PC MLAs vote down effort to create youth advocate, says NDP
Posted Nov 5, 2025 01:00:21 PM.
Last Updated Nov 5, 2025 01:28:04 PM.
Nova Scotia’s opposition NDP says the government is dragging its feet when it comes to appointing a child and youth advocate.
The party says in a release that the Progressive Conservatives voted down a New Democratic Party motion to take action to create the long-promised child and youth advocate at this week’s community services committee.
Opportunities and Social Development critic Lina Hamid says one third of food bank users in the province are children, and the auditor general has raised serious concerns about the child welfare program.
Hamid says a spokesperson is needed to protect the needs of children and youth.
“The NDP have been calling for this advocate since 2018, and the Houston government and Liberal government before them have failed to deliver,” said Hamid. “Children are among our most vulnerable citizens, and they deserve the same protection and oversight that children have in other provinces in Canada.”

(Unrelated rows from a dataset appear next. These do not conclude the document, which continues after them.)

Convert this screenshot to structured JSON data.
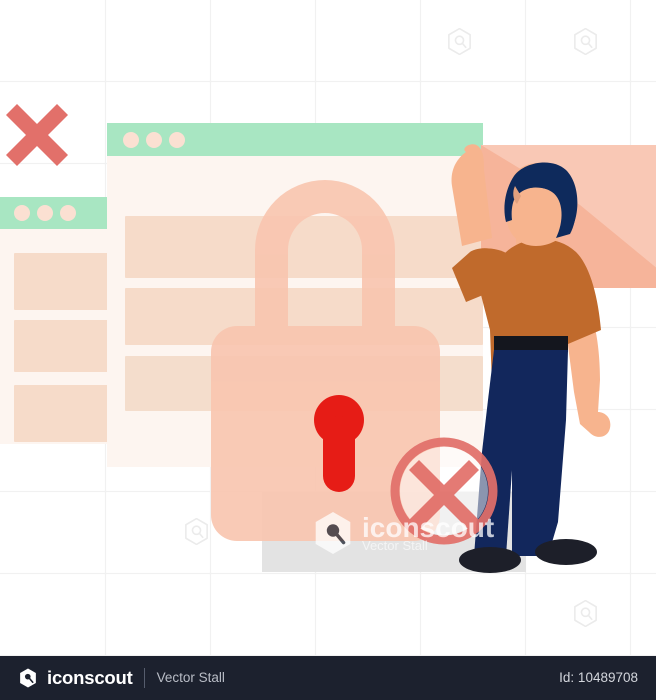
{
  "illustration": {
    "title": "Man facing locked security error screen",
    "palette": {
      "background": "#ffffff",
      "grid_line": "#f2f2f2",
      "window_header_green": "#a8e6c2",
      "window_header_dot": "#fbe0d2",
      "window_body": "#fdf4ef",
      "content_block": "#f6dbc9",
      "content_block_alt": "#f4e0d2",
      "lock_body": "#f9c6b0",
      "lock_shackle": "#f9c6b0",
      "keyhole_red": "#e61c16",
      "cross_red": "#e2706a",
      "skin": "#f7b48e",
      "shirt_orange": "#c06a2c",
      "pants_navy": "#12275c",
      "hair_navy": "#0e2a5c",
      "shoe_black": "#1d1f29",
      "belt_black": "#14161e",
      "panel_salmon": "#f6b49a",
      "panel_salmon_light": "#f9cbba",
      "floor_gray": "#e0e0e0",
      "footer_bg": "#1c212e"
    },
    "elements": {
      "cross_mark_left": "x-mark",
      "browser_window_back": "browser-window",
      "browser_window_front": "browser-window",
      "padlock": "padlock",
      "keyhole": "keyhole",
      "error_badge": "circle-x-badge",
      "person": "man-standing-back-view",
      "envelope_panel": "envelope-panel"
    }
  },
  "watermark": {
    "brand": "iconscout",
    "author": "Vector Stall",
    "logo_icon": "iconscout-hex-logo"
  },
  "footer": {
    "brand": "iconscout",
    "author": "Vector Stall",
    "id_label": "Id: 10489708",
    "logo_icon": "iconscout-hex-logo"
  },
  "tiled_watermarks": {
    "icon": "iconscout-hex-logo",
    "count": 8
  }
}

Nova Scotia is one of only two provinces without a child and youth advocate.
Children at risk in Nova Scotia
Vulnerable children are receiving inadequate care because of weak oversight within the province’s youth home and temporary care network, says the province’s auditor general in 2024.
Kim Adair said the most concerning finding from her report is the lack of regular contact between children and social workers, which she said impacts the staff’s ability to produce proper care plans.
“In almost half of our samples, social workers did not meet the contact standards for meeting with children in child and youth care homes or in the temporary emergency arrangements,” the auditor general told reporters. “In one instance, a child was not contacted for over three months.”
Adair’s report also says some children’s needs are not being met because their care plans are outdated or missing. As well, it criticized the agreements between the Department of Community Services and care providers, saying they lack mechanisms to hold people accountable.
It also highlighted that there were 1,900 “critical incidents or serious occurrences” between 2021 and 2023 that could have impacted the health and safety of children in child and youth care homes, but no analysis was done into the causes or severity of these events. Adair declined to give an example of a critical incident but noted that one government-run home accounted for about 37 per cent of serious occurrences over the two-year audit period.